The Israelites were slaves in an oppressive, idolatrous regime in Egypt and they showed God's righteousness and power in Egypt and God showed His power to Israel that they may believe. So God is simultaneously making a statement to a world that has rejected and forgotten Him that He is not dead nor is he done with mankind.
The second half of the book details the adventures that the people have under Moses and the beginning of the Law that he is setting out for them.

The Law

We looked at Genesis as a study in faith and I mentioned that this is part of a process that God was using to 'set the world to rights.' The next part of the History of the Redemption is that of the Law.
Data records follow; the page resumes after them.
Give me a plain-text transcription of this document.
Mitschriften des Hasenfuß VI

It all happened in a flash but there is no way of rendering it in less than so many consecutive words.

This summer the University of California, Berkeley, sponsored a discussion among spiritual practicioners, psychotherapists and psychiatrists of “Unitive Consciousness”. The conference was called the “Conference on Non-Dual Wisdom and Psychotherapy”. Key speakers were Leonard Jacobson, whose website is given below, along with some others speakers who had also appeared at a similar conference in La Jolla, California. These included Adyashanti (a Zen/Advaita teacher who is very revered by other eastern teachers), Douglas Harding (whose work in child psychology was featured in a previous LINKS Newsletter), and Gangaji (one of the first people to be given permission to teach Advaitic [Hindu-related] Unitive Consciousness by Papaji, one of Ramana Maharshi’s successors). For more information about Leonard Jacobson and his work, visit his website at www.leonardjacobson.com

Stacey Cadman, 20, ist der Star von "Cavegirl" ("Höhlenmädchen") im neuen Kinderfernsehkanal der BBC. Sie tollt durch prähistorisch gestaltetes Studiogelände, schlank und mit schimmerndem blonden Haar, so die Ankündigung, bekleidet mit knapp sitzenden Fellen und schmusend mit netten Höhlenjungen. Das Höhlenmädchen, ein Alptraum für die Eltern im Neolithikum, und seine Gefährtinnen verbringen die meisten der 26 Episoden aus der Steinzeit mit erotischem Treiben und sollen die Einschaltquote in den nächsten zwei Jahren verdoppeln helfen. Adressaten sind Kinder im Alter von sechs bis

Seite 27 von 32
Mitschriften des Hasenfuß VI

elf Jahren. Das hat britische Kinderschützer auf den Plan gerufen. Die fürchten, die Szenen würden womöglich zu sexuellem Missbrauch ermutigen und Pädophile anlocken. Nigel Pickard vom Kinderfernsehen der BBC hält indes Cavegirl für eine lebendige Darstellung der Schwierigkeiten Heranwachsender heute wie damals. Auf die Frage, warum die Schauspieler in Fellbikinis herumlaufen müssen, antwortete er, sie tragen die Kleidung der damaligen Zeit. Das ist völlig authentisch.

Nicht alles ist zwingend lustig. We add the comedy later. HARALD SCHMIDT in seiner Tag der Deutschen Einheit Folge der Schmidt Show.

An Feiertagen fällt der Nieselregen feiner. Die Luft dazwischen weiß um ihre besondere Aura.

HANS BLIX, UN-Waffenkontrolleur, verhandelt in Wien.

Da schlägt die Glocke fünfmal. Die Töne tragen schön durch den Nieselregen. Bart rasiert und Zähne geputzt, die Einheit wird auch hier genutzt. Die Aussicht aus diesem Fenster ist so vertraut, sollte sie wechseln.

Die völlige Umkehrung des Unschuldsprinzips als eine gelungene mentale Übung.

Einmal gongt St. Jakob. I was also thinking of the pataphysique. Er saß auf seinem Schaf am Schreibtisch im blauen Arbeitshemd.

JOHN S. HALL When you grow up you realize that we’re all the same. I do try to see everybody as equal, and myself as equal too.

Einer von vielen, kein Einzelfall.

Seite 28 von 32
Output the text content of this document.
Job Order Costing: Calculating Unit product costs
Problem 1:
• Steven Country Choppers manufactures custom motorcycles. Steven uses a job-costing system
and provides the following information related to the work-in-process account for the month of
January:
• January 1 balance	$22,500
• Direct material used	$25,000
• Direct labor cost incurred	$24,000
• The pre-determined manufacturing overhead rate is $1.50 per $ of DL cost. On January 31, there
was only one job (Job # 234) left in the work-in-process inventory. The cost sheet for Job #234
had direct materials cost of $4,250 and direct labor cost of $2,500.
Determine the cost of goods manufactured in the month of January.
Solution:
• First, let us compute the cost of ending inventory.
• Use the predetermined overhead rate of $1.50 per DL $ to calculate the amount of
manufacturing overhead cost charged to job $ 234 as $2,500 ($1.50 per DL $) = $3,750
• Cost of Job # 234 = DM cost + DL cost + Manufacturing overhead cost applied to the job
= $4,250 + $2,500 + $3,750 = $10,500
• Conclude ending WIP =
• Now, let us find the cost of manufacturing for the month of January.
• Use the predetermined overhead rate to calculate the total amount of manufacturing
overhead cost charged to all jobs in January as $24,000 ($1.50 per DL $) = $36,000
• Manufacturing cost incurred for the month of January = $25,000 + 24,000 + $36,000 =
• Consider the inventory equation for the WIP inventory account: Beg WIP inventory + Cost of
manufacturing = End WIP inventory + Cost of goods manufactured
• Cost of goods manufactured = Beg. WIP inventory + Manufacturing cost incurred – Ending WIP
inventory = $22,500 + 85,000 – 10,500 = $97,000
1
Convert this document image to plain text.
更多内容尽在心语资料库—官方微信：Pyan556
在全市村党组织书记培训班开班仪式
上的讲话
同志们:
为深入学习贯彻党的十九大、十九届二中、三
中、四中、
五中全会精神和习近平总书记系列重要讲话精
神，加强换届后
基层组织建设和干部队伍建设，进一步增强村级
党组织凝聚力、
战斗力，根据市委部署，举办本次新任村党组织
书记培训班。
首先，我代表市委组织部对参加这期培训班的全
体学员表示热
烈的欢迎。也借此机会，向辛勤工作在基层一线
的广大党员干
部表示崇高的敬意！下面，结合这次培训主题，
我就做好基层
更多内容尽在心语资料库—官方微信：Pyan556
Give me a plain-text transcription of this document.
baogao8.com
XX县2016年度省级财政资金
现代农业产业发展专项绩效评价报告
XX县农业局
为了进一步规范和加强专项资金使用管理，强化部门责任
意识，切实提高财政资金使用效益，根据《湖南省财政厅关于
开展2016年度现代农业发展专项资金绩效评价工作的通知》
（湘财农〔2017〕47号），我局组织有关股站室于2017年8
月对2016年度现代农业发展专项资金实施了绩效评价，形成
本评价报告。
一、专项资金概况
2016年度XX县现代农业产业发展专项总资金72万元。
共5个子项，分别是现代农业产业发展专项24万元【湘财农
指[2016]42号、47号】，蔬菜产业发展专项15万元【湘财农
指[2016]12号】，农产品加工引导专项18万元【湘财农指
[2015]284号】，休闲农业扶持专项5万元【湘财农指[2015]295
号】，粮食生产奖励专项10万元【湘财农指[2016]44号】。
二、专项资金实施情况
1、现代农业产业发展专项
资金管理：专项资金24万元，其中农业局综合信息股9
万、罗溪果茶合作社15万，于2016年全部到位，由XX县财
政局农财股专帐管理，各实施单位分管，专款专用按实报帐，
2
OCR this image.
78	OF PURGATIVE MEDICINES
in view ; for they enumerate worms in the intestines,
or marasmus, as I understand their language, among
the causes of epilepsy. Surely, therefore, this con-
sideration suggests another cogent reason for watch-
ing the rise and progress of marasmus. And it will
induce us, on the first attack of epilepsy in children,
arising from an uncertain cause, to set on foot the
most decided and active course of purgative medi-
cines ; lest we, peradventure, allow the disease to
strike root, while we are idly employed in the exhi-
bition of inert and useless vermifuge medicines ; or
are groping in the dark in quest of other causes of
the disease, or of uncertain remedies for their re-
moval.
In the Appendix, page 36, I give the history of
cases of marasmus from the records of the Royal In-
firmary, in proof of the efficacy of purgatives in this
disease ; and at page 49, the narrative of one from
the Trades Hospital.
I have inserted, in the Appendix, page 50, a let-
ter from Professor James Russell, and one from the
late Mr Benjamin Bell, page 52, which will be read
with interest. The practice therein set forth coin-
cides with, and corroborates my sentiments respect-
There are three steps to God's making us holy again. The first is embodied in the Law. The Law is the tool God used to teach his children to be obedient. This is the way we always learn and that's why God makes Scripture that way. The story of the world mirrors our lives. When children are born, they are selfish. One of the first words they learn is no and that is the essence of the disobedience that got us into trouble to begin with. So first parents just teach their children to be obedient. Obedience is the key to righteousness. The Law also begins to set them off as the people of God and to make them act differently from everyone else. So, the Law teaches us to be obedient. I'll focus in on Exodus next.

A Short Interlude on the Centrality of Faith

In recent days, it has become popular to say that Christianity is a way of life and that it is more important to be good than to believe in certain doctrines. It is very important to Christianity that we be good, but we must understand, above all, that faith is of the utmost importance. It is faith that saves us. No good works will save us and good works alone will not change the world. Our goodness is a weak, incapable goodness. Let me repeat, our being good or seeking justice will NOT change the world. We cannot do that. This does not mean that we should not try to change the lives of individuals by common and uncommon kindnesses. We should give to the poor and fight for the oppressed. All of that is good and when we believe all of those works must come or our faith is null and void. But we must believe in God, the God of historical Christianity, who sent his Son to die and be raised from the dead as the first-fruits of a New Creation. If we do not accept the gospel, then all our goodness and all our hope is worthless. Our love is human love. Our love is not Love, it is not He who is Love Incarnate. I hope this is a reasonable explanation of the problem I see.